Porém, o verdadeiro assunto da série é algo mais universal. Em Mad Men, Matthew Weiner na verdade quer examinar o mal estar emocional e a eterna insatisfação do ser humano, algo que também era o assunto principal em Família Soprano, de quem a série publicitária pode ser considerada a herdeira espiritual. Don Draper tem tudo para ser feliz, no entanto não o é. Assim como outros personagens do seriado, ele está sempre insatisfeito e em busca de algo além do mero conforto material. Portanto, ele se torna uma figura que está em constante reinvenção. As mudanças na empresa e na sua vida pessoal, presenciadas ao longo das temporadas, espelham a capacidade do protagonista de conseguir mudar a si mesmo e ao mundo ao seu redor, embora a eterna insatisfação logo o faça voltar a cometer os velhos erros.

É um seriado praticamente sem “trama”, no sentido mais tradicional do termo. De fato, em várias temporadas o espectador vê em Mad Men algo como uma coletânea de histórias envolvendo aqueles personagens. Assim, vemos o amadurecimento de Sally (Kiernan Shipka), a filhinha dos Draper; vemos os problemas do carismático Roger Sterling (John Slattery), um dos donos da agência e um homem tão divertido quanto vazio; e a luta de Joan Holloway (Christina Hendricks) para se destacar e crescer no ambiente machista em que trabalha.

Todos os personagens de algum modo cativam o espectador, e são interpretados por um elenco talentoso – vários dos atores, como Hamm, Hendricks e Jones, tiveram as carreiras impulsionadas pela série. Embora Mad Men nunca tenha se tornado realmente um grande sucesso de publico, a série tem vasta repercussão da crítica e atrai uma audiência qualificada. Mad Men venceu três vezes o Globo de Ouro de série dramática – pelas suas três primeiras temporadas, consecutivamente – e duas vezes o Emmy, pelas terceira e quarta temporadas.

E a série também acabou sendo o pilar que sustentou o canal AMC: um ano após a estreia de Mad Men, o publico do canal passou a acompanhar outra série de premissa incomum, a de um professor de meia idade que se torna traficante de drogas em Breaking Bad, considerado com justiça um dos grandes seriados de todos os tempos. O AMC viu também o sucesso de The Walking Dead, hoje um dos programas mais assistidos em todo o mundo. Tudo isso só foi possível graças a Mad Men.

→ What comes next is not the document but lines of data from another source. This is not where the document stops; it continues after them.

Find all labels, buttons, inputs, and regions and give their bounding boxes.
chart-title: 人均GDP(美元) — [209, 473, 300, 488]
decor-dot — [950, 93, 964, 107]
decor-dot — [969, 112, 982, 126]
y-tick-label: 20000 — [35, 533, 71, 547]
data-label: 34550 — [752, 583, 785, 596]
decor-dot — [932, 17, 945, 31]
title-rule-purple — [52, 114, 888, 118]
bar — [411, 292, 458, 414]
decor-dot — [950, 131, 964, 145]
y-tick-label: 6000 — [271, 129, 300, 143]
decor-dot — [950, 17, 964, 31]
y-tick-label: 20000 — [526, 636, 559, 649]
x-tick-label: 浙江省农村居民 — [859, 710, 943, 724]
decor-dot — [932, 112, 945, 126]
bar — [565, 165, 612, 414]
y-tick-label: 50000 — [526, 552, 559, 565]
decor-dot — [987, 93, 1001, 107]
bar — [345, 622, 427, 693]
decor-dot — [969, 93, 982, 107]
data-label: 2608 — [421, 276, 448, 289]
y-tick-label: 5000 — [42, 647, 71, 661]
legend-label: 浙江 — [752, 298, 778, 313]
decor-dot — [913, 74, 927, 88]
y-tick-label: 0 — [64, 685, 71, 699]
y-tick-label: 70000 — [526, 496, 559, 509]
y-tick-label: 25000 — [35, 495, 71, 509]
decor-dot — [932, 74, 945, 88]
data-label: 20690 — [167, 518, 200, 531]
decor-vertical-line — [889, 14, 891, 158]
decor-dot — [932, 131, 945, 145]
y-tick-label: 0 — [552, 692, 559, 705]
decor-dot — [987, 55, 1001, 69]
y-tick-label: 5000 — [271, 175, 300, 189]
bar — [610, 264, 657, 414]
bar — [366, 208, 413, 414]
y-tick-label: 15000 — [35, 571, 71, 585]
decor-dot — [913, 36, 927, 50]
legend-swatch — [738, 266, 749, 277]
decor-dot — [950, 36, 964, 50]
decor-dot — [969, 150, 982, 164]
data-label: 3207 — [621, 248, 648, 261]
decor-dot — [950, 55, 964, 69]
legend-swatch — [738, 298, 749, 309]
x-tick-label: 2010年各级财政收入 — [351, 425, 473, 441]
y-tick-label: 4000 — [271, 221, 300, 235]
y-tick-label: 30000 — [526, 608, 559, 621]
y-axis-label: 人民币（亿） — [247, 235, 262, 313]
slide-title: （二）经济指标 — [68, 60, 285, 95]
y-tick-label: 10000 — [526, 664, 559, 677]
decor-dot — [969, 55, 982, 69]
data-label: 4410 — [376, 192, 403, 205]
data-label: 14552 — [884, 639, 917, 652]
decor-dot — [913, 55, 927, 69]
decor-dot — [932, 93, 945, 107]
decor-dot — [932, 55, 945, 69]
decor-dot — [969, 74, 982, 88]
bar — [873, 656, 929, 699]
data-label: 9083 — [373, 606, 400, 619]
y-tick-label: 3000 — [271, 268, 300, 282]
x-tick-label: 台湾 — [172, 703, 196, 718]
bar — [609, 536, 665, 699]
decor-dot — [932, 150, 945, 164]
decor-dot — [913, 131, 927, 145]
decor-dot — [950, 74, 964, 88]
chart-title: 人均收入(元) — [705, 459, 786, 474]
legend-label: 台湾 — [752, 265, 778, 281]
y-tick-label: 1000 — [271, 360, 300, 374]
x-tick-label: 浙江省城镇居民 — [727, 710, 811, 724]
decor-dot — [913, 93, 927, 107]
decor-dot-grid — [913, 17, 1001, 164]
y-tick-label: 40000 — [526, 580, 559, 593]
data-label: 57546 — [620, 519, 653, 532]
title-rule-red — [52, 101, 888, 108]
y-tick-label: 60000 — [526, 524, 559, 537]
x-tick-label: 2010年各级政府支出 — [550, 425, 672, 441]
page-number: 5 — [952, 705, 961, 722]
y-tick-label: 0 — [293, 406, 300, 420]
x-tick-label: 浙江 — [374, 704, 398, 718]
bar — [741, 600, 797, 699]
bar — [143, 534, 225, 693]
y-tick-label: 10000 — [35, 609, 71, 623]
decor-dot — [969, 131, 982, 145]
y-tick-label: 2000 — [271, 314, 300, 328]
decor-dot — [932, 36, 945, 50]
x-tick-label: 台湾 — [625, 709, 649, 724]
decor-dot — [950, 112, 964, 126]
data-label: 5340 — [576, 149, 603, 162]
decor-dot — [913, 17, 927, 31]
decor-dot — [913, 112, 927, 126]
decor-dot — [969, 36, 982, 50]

A sutileza dos roteiros, as brilhantes performances dos atores e a visão de mundo ora cínica, ora emotiva e, por vezes, bem-humorada, fizeram de Mad Men um seriado muito especial. É verdade que na sexta temporada a série começou a repetir alguns temas e teve alguns momentos estranhos que não pegaram bem, mas o brilho da série continua firme. Agora que Mad Men se aproxima do fim com a sua última temporada – embora não seja realmente o fim, pois os episódios finais só serão exibidos em 2015 – a jornada daqueles personagens se aproxima do término, assim como a década mais tumultuada do século XX, vista pela ótica de Matthew Weiner e sua equipe.

Não se pode esperar realmente um final feliz para Don Draper, pois isso iria de encontro a tudo que foi mostrado na série até então. A “pulga” que lhe morde a alma e o deixa eternamente sozinho não deve realmente parar de incomodar. Mas podemos esperar que ele encontre alguma paz, assim como Peggy, pois ela seguiu os passos do seu “mestre”, mas sem cometer os mesmos erros. E podemos ter certeza que Don se reinventará novamente. Isso torna a história dele estranhamente otimista, pois Mad Men mostra que a mudança é sempre possível. As pessoas podem mudar suas vidas. Demonstrar essa ideia deverá ser o maior legado desta grande produção.